Wednesday 18 December 2013

We will bring you back home Devyani Khobragade

"There’s a great deal we hope India will contribute to. The peace and prosperity in the 21st century will be impacted upon by the outcomes of that relationship. It’s the defining partnership in the century ahead."

These words belong to United States Vice President Joe Biden, who, on a visit to India earlier this year, expounded on how his 'great' nation and our 'great' nation were both 'great partners' of the 21st century.

Great because we stand united against terrorism, unified in the face of a rising China, and as the two towering exemplars of modern democracy.  

Perhaps our 'greatest' folly has been to wholly misinterpret the American view of our testingly 'unique' partnership.

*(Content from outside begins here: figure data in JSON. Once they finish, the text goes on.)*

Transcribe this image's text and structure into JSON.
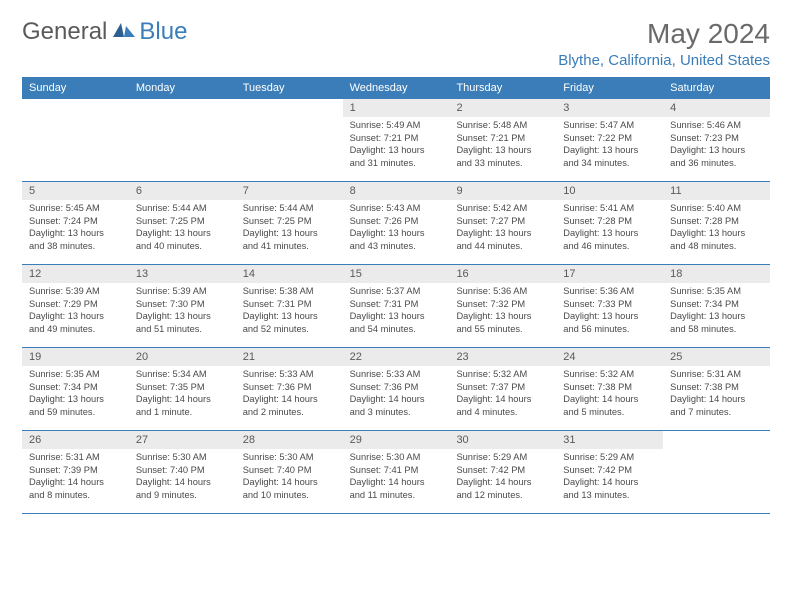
{
  "logo": {
    "text1": "General",
    "text2": "Blue"
  },
  "header": {
    "title": "May 2024",
    "location": "Blythe, California, United States"
  },
  "colors": {
    "accent": "#3a7db8",
    "header_text": "#ffffff",
    "daynum_bg": "#ebebeb",
    "body_text": "#4a4a4a",
    "title_text": "#6a6a6a"
  },
  "day_names": [
    "Sunday",
    "Monday",
    "Tuesday",
    "Wednesday",
    "Thursday",
    "Friday",
    "Saturday"
  ],
  "weeks": [
    [
      null,
      null,
      null,
      {
        "n": "1",
        "rise": "Sunrise: 5:49 AM",
        "set": "Sunset: 7:21 PM",
        "dl1": "Daylight: 13 hours",
        "dl2": "and 31 minutes."
      },
      {
        "n": "2",
        "rise": "Sunrise: 5:48 AM",
        "set": "Sunset: 7:21 PM",
        "dl1": "Daylight: 13 hours",
        "dl2": "and 33 minutes."
      },
      {
        "n": "3",
        "rise": "Sunrise: 5:47 AM",
        "set": "Sunset: 7:22 PM",
        "dl1": "Daylight: 13 hours",
        "dl2": "and 34 minutes."
      },
      {
        "n": "4",
        "rise": "Sunrise: 5:46 AM",
        "set": "Sunset: 7:23 PM",
        "dl1": "Daylight: 13 hours",
        "dl2": "and 36 minutes."
      }
    ],
    [
      {
        "n": "5",
        "rise": "Sunrise: 5:45 AM",
        "set": "Sunset: 7:24 PM",
        "dl1": "Daylight: 13 hours",
        "dl2": "and 38 minutes."
      },
      {
        "n": "6",
        "rise": "Sunrise: 5:44 AM",
        "set": "Sunset: 7:25 PM",
        "dl1": "Daylight: 13 hours",
        "dl2": "and 40 minutes."
      },
      {
        "n": "7",
        "rise": "Sunrise: 5:44 AM",
        "set": "Sunset: 7:25 PM",
        "dl1": "Daylight: 13 hours",
        "dl2": "and 41 minutes."
      },
      {
        "n": "8",
        "rise": "Sunrise: 5:43 AM",
        "set": "Sunset: 7:26 PM",
        "dl1": "Daylight: 13 hours",
        "dl2": "and 43 minutes."
      },
      {
        "n": "9",
        "rise": "Sunrise: 5:42 AM",
        "set": "Sunset: 7:27 PM",
        "dl1": "Daylight: 13 hours",
        "dl2": "and 44 minutes."
      },
      {
        "n": "10",
        "rise": "Sunrise: 5:41 AM",
        "set": "Sunset: 7:28 PM",
        "dl1": "Daylight: 13 hours",
        "dl2": "and 46 minutes."
      },
      {
        "n": "11",
        "rise": "Sunrise: 5:40 AM",
        "set": "Sunset: 7:28 PM",
        "dl1": "Daylight: 13 hours",
        "dl2": "and 48 minutes."
      }
    ],
    [
      {
        "n": "12",
        "rise": "Sunrise: 5:39 AM",
        "set": "Sunset: 7:29 PM",
        "dl1": "Daylight: 13 hours",
        "dl2": "and 49 minutes."
      },
      {
        "n": "13",
        "rise": "Sunrise: 5:39 AM",
        "set": "Sunset: 7:30 PM",
        "dl1": "Daylight: 13 hours",
        "dl2": "and 51 minutes."
      },
      {
        "n": "14",
        "rise": "Sunrise: 5:38 AM",
        "set": "Sunset: 7:31 PM",
        "dl1": "Daylight: 13 hours",
        "dl2": "and 52 minutes."
      },
      {
        "n": "15",
        "rise": "Sunrise: 5:37 AM",
        "set": "Sunset: 7:31 PM",
        "dl1": "Daylight: 13 hours",
        "dl2": "and 54 minutes."
      },
      {
        "n": "16",
        "rise": "Sunrise: 5:36 AM",
        "set": "Sunset: 7:32 PM",
        "dl1": "Daylight: 13 hours",
        "dl2": "and 55 minutes."
      },
      {
        "n": "17",
        "rise": "Sunrise: 5:36 AM",
        "set": "Sunset: 7:33 PM",
        "dl1": "Daylight: 13 hours",
        "dl2": "and 56 minutes."
      },
      {
        "n": "18",
        "rise": "Sunrise: 5:35 AM",
        "set": "Sunset: 7:34 PM",
        "dl1": "Daylight: 13 hours",
        "dl2": "and 58 minutes."
      }
    ],
    [
      {
        "n": "19",
        "rise": "Sunrise: 5:35 AM",
        "set": "Sunset: 7:34 PM",
        "dl1": "Daylight: 13 hours",
        "dl2": "and 59 minutes."
      },
      {
        "n": "20",
        "rise": "Sunrise: 5:34 AM",
        "set": "Sunset: 7:35 PM",
        "dl1": "Daylight: 14 hours",
        "dl2": "and 1 minute."
      },
      {
        "n": "21",
        "rise": "Sunrise: 5:33 AM",
        "set": "Sunset: 7:36 PM",
        "dl1": "Daylight: 14 hours",
        "dl2": "and 2 minutes."
      },
      {
        "n": "22",
        "rise": "Sunrise: 5:33 AM",
        "set": "Sunset: 7:36 PM",
        "dl1": "Daylight: 14 hours",
        "dl2": "and 3 minutes."
      },
      {
        "n": "23",
        "rise": "Sunrise: 5:32 AM",
        "set": "Sunset: 7:37 PM",
        "dl1": "Daylight: 14 hours",
        "dl2": "and 4 minutes."
      },
      {
        "n": "24",
        "rise": "Sunrise: 5:32 AM",
        "set": "Sunset: 7:38 PM",
        "dl1": "Daylight: 14 hours",
        "dl2": "and 5 minutes."
      },
      {
        "n": "25",
        "rise": "Sunrise: 5:31 AM",
        "set": "Sunset: 7:38 PM",
        "dl1": "Daylight: 14 hours",
        "dl2": "and 7 minutes."
      }
    ],
    [
      {
        "n": "26",
        "rise": "Sunrise: 5:31 AM",
        "set": "Sunset: 7:39 PM",
        "dl1": "Daylight: 14 hours",
        "dl2": "and 8 minutes."
      },
      {
        "n": "27",
        "rise": "Sunrise: 5:30 AM",
        "set": "Sunset: 7:40 PM",
        "dl1": "Daylight: 14 hours",
        "dl2": "and 9 minutes."
      },
      {
        "n": "28",
        "rise": "Sunrise: 5:30 AM",
        "set": "Sunset: 7:40 PM",
        "dl1": "Daylight: 14 hours",
        "dl2": "and 10 minutes."
      },
      {
        "n": "29",
        "rise": "Sunrise: 5:30 AM",
        "set": "Sunset: 7:41 PM",
        "dl1": "Daylight: 14 hours",
        "dl2": "and 11 minutes."
      },
      {
        "n": "30",
        "rise": "Sunrise: 5:29 AM",
        "set": "Sunset: 7:42 PM",
        "dl1": "Daylight: 14 hours",
        "dl2": "and 12 minutes."
      },
      {
        "n": "31",
        "rise": "Sunrise: 5:29 AM",
        "set": "Sunset: 7:42 PM",
        "dl1": "Daylight: 14 hours",
        "dl2": "and 13 minutes."
      },
      null
    ]
  ]
}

Despite all the camaraderie and democratic affinity, if one tries to see through all the brouhaha - it is clear: we will never be equal partners.

Perhaps the realization of our deeply flawed and broken bilateral relationship only hit the Indian Government when a 39-year-old Indian woman Devyani Khobragade, serving as the Deputy Consul General in New York was arrested in full public view for a crime not proven in a court of law, and subject to humiliation in the form of repeated strip searches by US Marshals; unheard of for any diplomat, let alone for one who has made her country proud on several occasions.

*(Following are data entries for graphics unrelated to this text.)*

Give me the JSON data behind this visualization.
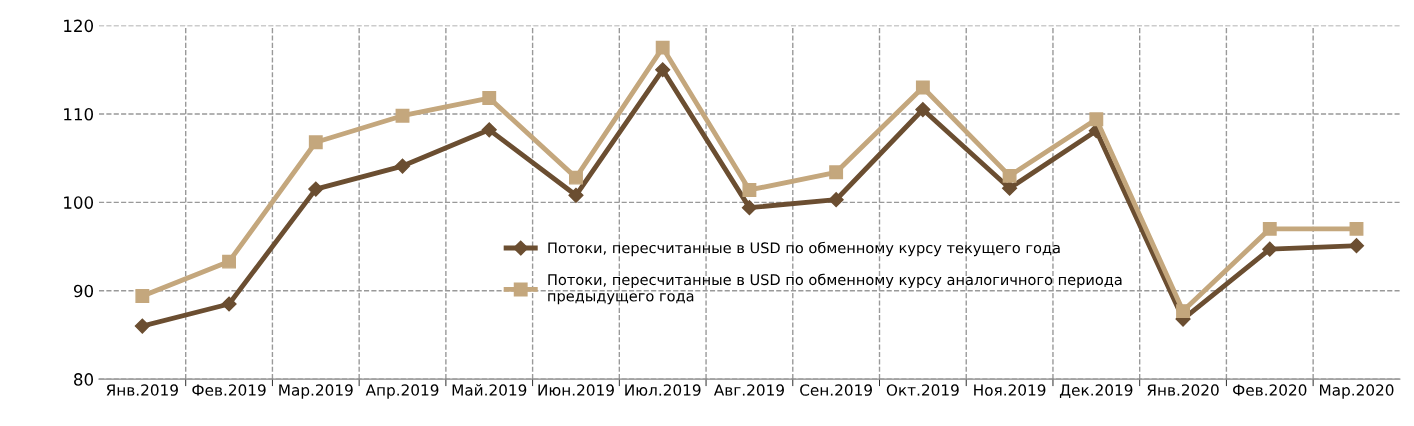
{
  "chart_data": {
    "type": "line",
    "categories": [
      "Янв.2019",
      "Фев.2019",
      "Мар.2019",
      "Апр.2019",
      "Май.2019",
      "Июн.2019",
      "Июл.2019",
      "Авг.2019",
      "Сен.2019",
      "Окт.2019",
      "Ноя.2019",
      "Дек.2019",
      "Янв.2020",
      "Фев.2020",
      "Мар.2020"
    ],
    "series": [
      {
        "name": "Потоки, пересчитанные в USD по обменному курсу текущего года",
        "color": "#6b4e31",
        "marker": "diamond",
        "values": [
          86.0,
          88.5,
          101.5,
          104.1,
          108.2,
          100.8,
          115.0,
          99.4,
          100.3,
          110.5,
          101.6,
          108.1,
          86.8,
          94.7,
          95.1
        ]
      },
      {
        "name": "Потоки, пересчитанные в USD по обменному курсу аналогичного периода\nпредыдущего года",
        "color": "#c4a77d",
        "marker": "square",
        "values": [
          89.4,
          93.3,
          106.8,
          109.8,
          111.8,
          102.8,
          117.5,
          101.4,
          103.4,
          113.0,
          103.0,
          109.4,
          87.7,
          97.0,
          97.0
        ]
      }
    ],
    "ylim": [
      80,
      120
    ],
    "yticks": [
      80,
      90,
      100,
      110,
      120
    ],
    "grid": true,
    "legend": "center"
  }
}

Khobragade's alleged crime was to have denied her domestic help minimum wages as per the local wage laws, when sadly, the diplomat herself falls below the wage line. The US even went on to claim that Khobragade has made a false declaration of the maid's wages to the US authorities, thereby committing visa fraud.

Shouldn't Indians who work in US missions across India too get paid minimum wages as deemed mandatory in Washington DC?

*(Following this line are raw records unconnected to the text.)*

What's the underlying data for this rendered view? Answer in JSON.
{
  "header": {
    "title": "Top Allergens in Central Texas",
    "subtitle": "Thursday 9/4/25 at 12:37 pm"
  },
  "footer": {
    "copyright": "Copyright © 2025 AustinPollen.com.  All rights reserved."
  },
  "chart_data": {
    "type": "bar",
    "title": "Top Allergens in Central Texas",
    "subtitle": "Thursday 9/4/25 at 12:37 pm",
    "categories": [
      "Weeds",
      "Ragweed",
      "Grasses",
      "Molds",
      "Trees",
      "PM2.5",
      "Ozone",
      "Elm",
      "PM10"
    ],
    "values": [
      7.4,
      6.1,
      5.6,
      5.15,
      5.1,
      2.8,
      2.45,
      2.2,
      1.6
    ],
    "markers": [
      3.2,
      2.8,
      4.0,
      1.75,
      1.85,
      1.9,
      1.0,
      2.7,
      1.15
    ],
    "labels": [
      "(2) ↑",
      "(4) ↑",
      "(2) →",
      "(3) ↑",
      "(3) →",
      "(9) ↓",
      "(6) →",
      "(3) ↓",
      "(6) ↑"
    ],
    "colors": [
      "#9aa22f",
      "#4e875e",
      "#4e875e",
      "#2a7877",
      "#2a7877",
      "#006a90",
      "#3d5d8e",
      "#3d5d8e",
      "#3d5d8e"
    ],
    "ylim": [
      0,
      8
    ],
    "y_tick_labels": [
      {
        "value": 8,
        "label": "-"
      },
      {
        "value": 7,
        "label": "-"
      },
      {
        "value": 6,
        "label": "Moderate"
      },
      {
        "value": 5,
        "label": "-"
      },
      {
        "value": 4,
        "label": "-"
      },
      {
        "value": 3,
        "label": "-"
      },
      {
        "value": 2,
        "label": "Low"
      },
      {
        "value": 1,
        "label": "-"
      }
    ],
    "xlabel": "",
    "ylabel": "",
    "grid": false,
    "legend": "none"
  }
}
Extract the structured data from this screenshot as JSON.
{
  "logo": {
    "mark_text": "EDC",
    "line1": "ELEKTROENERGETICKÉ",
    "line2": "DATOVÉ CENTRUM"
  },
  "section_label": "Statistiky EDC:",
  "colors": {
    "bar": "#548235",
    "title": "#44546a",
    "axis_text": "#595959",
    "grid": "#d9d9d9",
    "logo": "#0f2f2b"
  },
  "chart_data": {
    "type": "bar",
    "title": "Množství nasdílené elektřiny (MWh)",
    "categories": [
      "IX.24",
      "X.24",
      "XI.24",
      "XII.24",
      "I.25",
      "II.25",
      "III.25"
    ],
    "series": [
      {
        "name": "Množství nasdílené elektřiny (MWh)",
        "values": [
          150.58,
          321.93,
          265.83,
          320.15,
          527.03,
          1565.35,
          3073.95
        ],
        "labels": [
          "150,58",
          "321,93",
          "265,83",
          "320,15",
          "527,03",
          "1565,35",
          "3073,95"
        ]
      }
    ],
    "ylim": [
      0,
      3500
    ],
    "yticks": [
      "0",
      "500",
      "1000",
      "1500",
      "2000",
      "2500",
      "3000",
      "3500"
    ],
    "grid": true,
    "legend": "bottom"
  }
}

To have her confined in a prison cell with drug addicts as inmates is not only denigratory, but is also an absolute violation of the Vienna Convention on Consular Relations.

This also exposes the deep gulf that exists between how India sees the US and how the US sees the world. This isn't just about the US playing big brother, it is about human rights; rights that the US has very conveniently toyed with over and over again.

Quite surprisingly, the Indian Government sent out stern messages to America, warning them of swift reciprocity in equal measure if corrective action wasn't taken soon and vowing to bring Khobragade back.

Reciprocity was swift indeed. Barricades were removed, IDs reviewed, Congressional delegation shunned; and US diplomats, who once enjoyed special privileges by India were now treated as ordinary diplomats. Whether or not the message went across resoundingly, the American mission
was brought to its proverbial knees.

Devyani Khobragade is a proud woman who wears the tricolour on her sleeve and we shall bring her home, even if it means further rupturing our 'great' albeit brittle relationship with the US.

She has been transferred to the UN permanent mission in New York, which means she will be able to exercise full diplomatic immunity. Soon, she will be home.

But we need to watch out for the future. If US doesn't mend its ways, it will indeed lose a 'great' partner in India.